Interpretive Summary: Honey bees are key components of U.S. agriculture, diversifying the food supply and generating over $15 billion annually through pollination effects, honey, and other hive products. This project is focused on the production of healthy honey bee queens. During honey bee development, specific genes are activated to help push larvae to become either queens or workers. Here we describe these genes, showing that queens activate genes biased toward high metabolism, and that both queens and workers activate distinct sets of genes that fit with their different diets. This information can aid in bee nutrition decisions made by beekeepers, and in research exploring the colony and management factors that result in robust, productive queens. The net result will be to ensure queen longevity and to improve and maintain excellent bee stock.
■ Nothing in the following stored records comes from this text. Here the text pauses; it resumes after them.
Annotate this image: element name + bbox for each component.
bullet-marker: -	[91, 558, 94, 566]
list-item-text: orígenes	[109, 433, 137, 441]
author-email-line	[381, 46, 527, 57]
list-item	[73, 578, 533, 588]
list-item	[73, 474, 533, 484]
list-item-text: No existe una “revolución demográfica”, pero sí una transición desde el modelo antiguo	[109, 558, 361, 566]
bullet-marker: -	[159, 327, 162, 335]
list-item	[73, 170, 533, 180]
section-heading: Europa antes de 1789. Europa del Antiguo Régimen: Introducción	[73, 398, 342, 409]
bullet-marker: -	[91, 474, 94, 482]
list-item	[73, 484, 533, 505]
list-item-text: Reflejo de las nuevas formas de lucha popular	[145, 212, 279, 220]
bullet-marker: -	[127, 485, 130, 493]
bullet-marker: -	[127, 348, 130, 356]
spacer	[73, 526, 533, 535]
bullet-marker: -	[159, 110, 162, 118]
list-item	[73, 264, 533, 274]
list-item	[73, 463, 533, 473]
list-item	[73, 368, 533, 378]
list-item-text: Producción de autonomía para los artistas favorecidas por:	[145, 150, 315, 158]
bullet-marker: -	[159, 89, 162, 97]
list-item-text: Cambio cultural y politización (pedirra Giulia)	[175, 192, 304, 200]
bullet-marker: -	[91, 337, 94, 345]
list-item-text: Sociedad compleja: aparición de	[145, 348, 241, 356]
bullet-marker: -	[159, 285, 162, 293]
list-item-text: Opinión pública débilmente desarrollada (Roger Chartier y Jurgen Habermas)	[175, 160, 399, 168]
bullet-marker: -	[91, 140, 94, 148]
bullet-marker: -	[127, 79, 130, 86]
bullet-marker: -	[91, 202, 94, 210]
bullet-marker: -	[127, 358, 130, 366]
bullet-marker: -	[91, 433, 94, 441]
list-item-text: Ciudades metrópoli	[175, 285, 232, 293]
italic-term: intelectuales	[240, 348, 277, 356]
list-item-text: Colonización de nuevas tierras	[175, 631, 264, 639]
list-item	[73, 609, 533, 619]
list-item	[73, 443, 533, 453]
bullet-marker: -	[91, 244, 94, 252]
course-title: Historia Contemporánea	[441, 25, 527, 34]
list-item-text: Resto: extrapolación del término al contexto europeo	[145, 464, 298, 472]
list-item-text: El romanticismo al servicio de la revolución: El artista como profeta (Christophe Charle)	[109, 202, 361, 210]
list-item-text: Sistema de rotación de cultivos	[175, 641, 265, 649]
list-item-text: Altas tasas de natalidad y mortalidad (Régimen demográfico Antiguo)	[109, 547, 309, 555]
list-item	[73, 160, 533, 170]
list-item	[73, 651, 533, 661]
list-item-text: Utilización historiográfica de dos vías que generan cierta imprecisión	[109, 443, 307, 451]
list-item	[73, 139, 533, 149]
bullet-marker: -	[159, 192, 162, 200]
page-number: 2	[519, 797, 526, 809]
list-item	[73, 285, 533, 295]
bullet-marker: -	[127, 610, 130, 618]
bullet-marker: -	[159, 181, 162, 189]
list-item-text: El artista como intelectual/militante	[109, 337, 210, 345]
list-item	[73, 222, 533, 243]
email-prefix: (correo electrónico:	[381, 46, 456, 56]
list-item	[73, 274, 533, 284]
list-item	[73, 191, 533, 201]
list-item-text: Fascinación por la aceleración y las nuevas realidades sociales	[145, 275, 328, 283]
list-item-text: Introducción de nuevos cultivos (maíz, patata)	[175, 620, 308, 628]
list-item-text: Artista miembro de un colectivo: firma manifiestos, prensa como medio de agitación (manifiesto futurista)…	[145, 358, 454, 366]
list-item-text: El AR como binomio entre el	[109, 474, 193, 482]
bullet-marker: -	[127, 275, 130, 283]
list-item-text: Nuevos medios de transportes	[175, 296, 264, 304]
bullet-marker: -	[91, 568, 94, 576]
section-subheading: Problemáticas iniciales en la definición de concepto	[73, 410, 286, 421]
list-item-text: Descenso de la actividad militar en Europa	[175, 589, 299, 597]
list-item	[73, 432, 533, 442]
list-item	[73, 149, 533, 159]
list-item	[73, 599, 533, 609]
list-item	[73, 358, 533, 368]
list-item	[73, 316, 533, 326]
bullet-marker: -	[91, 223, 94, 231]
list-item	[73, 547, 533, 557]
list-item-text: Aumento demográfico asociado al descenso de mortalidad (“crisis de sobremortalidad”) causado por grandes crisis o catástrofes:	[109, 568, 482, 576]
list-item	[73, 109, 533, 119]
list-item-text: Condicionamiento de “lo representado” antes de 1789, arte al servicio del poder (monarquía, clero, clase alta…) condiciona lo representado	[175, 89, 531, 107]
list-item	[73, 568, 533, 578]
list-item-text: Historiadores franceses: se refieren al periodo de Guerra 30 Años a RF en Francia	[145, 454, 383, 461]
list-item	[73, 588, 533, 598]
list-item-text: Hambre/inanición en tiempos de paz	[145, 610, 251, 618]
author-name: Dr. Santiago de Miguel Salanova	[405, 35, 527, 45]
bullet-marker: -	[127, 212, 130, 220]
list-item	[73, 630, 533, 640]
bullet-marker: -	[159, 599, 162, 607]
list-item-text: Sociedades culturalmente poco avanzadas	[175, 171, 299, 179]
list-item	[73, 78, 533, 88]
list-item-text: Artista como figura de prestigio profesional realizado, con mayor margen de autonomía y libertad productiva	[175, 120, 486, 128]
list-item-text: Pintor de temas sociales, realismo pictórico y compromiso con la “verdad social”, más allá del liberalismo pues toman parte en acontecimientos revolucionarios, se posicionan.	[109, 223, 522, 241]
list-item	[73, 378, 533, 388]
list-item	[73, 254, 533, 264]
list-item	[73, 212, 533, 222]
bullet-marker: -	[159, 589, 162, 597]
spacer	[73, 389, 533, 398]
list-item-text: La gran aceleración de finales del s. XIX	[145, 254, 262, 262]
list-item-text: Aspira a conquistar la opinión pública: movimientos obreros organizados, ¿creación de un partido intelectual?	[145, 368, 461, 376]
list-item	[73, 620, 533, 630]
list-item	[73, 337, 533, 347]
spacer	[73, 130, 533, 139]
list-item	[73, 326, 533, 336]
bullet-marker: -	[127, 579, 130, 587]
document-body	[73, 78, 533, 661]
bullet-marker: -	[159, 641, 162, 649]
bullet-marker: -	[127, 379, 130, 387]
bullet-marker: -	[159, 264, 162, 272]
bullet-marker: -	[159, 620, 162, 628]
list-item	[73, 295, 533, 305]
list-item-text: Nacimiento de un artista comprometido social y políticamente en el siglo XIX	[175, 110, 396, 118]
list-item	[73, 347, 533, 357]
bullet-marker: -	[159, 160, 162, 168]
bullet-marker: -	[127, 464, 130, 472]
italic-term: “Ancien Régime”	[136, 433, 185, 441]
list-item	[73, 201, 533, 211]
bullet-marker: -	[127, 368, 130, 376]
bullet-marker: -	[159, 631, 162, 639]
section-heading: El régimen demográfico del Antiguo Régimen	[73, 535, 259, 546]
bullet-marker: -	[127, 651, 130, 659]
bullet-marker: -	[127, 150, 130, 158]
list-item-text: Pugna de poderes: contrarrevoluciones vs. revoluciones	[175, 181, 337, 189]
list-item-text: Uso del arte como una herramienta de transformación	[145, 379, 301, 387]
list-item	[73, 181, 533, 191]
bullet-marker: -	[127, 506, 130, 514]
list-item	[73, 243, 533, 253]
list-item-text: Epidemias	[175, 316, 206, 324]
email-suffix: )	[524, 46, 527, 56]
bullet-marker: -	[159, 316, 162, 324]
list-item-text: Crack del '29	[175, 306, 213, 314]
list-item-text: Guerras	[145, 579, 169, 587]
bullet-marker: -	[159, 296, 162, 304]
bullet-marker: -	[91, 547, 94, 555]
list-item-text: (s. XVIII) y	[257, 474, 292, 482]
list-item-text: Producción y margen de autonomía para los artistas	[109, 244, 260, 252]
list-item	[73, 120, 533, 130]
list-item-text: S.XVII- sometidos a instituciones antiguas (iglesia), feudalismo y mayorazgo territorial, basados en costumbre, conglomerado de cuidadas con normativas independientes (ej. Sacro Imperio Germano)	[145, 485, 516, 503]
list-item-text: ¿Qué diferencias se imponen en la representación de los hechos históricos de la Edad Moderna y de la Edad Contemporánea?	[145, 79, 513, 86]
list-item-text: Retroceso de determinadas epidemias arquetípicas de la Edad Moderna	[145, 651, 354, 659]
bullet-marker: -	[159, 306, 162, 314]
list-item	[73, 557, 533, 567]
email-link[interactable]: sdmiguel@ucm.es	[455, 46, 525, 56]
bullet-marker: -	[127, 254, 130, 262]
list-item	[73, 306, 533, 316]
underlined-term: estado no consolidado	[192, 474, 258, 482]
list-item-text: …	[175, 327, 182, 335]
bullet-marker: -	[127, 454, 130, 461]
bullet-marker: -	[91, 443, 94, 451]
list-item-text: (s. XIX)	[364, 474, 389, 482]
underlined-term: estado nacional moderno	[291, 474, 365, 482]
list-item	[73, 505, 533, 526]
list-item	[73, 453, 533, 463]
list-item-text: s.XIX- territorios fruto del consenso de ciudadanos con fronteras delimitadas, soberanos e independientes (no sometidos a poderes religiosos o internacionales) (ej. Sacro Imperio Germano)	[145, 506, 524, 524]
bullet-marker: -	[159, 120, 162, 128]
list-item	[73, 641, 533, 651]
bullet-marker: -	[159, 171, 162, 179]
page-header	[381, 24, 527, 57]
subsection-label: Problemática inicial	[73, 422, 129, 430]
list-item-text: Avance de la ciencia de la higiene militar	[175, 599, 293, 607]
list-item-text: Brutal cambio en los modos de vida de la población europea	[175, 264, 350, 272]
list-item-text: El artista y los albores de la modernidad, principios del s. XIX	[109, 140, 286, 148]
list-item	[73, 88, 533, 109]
Technical Abstract: The morphologically divergent queen and worker castes and their associated differences in fertility have made the honey bee a long time model system for studies on the development of alternative phenotypes. The honey bee genome sequence now provides the platform for functional genomic approaches to this question. EST libaries for caste-specific gene expression during queen/worker differentiation in the last larval instar provided the database for a Gene Ontology based annotation of caste-specifically expressed genes. This revealed that worker genes are functionally much better defined than queen genes, calling into question the idea that the queen caste represents the non-social female bee prototype. Furthermore, metabolic regulation emerged as a major theme in caste development, with queens and workers showing a split in gene expression patterns for oxidoreductases versus hydrolases. AlignACE motif searches in upstream regions of these case genes revealed the presence of group-specific motifs that could allow for coregulated gene expression, thus providing an entry to putative cis-regulatory networks for caste development. Genes involved in honey bee reproduction were annotated in searches against Drosophila orthologs, revealing a high degree of conservation for meiosis-associated genes, whereas some key elements of signaling pathways for egg and embryonic axes either did not show up as clear orthologs (bag of marbles, gurken, torso), or are completely lacking (trunk) in the bee genome. Honey bee vitellogenin, a major determinant of female fertility and longevity, turned out to be much more related to vitellogenins from other insects, than to the Drosophila yolk proteins.